Bracing herself against the doorway, Balini pushed herself to her feet. “You’re a mage,” she said breathlessly, watching in awe as golden light faded from the stranger’s eyes.

The stranger helped Mara stand. “We’re not here to threaten you, Balini,” Mara assured her. “But you have to trust us.”

“You were spying on me.”

Mara shook her head. “When the captain said we needed a new crew member, I immediately thought of you. I wanted to speak to you last night, but- well, you were otherwise engaged.”

Balini considered the other fairy’s explanation. She looked momentarily at the stranger and her wings bristled. “Kai is just trying to protect me,” Mara said as she rested a hand on their shoulder. “Nobody is threatening you, not Kai, and not me.”

Balini looked skeptically between the two. She wanted to believe Mara was telling the truth, but experience had taught her otherwise. Her instincts were screaming for her to leave everything behind and run.

“Why should I trust you?” Balini asked.

“I have no reason to lie to you.”


“Why me?”

“You’re strong, clever, and clearly a powerful mage,” Mara answered. “And I like you.” Balini began to protest, but Mara cut her off before she could say more than a few words. “Speak to Captain Nirvatha.” The name struck Balini like a blow to the head. She froze and stared in shock at Mara as the other fairy continued. “If you still aren’t interested, then nobody will stop you from leaving, but at least consider the offer.”

Breathlessly, Balini asked, “Did you say Nirvatha?” Hardly waiting a single heartbeat, Balini snatched her knapsack and slung it over one shoulder. “Take me to her.

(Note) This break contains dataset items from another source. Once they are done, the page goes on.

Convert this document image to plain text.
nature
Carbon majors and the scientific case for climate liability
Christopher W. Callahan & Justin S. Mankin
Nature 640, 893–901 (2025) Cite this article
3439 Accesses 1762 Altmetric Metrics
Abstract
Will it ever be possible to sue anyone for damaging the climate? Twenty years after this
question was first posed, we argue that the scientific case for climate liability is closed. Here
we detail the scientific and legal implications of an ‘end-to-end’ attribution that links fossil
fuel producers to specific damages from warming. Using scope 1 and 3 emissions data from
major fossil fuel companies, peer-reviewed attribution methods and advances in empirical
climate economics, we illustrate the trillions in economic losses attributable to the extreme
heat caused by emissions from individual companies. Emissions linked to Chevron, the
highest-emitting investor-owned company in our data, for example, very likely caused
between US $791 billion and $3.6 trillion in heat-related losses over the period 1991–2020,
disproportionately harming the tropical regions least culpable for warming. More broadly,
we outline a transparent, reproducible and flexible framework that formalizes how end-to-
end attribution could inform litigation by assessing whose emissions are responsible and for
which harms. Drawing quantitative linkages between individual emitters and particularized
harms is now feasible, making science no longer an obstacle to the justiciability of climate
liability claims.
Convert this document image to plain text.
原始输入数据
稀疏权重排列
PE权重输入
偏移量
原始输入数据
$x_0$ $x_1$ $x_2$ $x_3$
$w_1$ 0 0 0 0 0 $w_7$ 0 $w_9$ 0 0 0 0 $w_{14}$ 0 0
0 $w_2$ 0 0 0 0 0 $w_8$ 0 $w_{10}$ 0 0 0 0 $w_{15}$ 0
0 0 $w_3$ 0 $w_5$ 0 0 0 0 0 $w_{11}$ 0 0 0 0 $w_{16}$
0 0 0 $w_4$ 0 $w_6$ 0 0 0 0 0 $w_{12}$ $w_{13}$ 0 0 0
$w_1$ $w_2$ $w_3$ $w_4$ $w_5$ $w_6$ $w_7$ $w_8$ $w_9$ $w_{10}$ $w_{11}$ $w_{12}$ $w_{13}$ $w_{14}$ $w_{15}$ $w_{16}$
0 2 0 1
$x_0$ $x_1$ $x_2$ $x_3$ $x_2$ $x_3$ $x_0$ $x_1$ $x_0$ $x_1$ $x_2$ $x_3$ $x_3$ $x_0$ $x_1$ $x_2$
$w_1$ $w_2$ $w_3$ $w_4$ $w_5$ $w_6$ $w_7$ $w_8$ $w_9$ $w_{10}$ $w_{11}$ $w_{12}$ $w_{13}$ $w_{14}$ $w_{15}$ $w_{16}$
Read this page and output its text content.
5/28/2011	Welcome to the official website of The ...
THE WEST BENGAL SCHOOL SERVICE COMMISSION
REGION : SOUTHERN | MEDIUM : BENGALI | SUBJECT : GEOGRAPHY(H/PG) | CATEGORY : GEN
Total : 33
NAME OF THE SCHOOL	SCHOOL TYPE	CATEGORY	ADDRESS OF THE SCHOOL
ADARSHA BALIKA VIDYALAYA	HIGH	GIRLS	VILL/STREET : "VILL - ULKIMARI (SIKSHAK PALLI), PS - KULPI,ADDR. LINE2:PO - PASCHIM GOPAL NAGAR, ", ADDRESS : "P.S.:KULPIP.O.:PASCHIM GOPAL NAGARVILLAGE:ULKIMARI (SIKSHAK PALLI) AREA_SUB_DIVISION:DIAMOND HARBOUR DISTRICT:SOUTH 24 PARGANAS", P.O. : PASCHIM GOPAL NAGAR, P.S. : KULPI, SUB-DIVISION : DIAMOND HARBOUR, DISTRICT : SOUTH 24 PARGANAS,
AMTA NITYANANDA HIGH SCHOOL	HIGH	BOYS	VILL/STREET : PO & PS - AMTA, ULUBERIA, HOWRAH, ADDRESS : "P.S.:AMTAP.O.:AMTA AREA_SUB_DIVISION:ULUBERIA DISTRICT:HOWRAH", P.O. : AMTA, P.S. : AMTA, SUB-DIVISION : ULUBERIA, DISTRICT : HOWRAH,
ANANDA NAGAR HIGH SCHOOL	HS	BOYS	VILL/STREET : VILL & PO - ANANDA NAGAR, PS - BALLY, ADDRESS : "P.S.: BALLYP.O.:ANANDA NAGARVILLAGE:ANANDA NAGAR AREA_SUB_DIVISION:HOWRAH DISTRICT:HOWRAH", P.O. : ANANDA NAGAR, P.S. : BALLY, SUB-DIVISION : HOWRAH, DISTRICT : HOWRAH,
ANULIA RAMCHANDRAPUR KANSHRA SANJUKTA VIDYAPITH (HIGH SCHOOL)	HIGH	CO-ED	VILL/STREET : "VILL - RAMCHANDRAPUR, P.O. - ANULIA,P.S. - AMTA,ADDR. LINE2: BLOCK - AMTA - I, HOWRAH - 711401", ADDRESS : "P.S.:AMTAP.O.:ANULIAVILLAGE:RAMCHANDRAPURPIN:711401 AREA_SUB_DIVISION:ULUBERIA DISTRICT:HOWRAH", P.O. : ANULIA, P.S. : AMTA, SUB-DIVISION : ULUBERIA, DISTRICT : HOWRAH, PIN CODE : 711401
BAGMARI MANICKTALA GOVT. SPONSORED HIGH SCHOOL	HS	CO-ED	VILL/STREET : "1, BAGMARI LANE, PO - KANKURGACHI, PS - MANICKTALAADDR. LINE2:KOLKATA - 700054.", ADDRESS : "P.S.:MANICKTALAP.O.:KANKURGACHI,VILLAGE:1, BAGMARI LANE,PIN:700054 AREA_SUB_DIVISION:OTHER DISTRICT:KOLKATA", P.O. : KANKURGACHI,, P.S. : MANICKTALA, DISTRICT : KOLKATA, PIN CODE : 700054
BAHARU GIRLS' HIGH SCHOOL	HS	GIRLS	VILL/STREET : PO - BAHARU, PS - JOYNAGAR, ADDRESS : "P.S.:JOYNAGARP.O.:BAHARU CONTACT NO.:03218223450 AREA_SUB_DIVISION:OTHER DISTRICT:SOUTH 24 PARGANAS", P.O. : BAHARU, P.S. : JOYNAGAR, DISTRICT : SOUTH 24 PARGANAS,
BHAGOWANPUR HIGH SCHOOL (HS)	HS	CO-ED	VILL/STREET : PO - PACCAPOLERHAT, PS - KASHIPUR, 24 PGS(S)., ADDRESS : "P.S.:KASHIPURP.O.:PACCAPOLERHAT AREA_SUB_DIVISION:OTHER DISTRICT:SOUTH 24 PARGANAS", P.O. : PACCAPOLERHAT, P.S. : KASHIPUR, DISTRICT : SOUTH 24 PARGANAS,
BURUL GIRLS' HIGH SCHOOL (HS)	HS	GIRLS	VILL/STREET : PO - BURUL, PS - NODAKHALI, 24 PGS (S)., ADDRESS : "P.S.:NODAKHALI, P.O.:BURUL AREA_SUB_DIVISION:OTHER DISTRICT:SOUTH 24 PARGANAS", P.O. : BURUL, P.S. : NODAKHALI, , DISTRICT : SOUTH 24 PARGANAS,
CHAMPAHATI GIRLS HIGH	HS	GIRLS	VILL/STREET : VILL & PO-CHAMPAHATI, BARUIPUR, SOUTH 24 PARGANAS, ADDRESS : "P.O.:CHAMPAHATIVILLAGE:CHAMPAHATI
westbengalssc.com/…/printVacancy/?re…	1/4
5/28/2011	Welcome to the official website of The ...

Now, please.”

“Are you certain? A moment ago you looked ready to bolt-”

“Now,” Balini said again, already pushing the threadbare curtain aside.

A co-worker behind the counter caught Balini’s eye. “Bal, what are you doing?” he called, already hurrying across the room to intercept her.

Grasping her friend by the bicep, Balini said, “I don’t know if I’m coming back, Manzur, but if I don’t, then this is goodbye.” She smiled and pulled him into a firm, brief hug. “And make sure to tell Shantha, on my behalf, to go fuck herself.”

“Shantha?” Mara echoed, trailing after Balini as she strode towards the exit. “One of your exes?”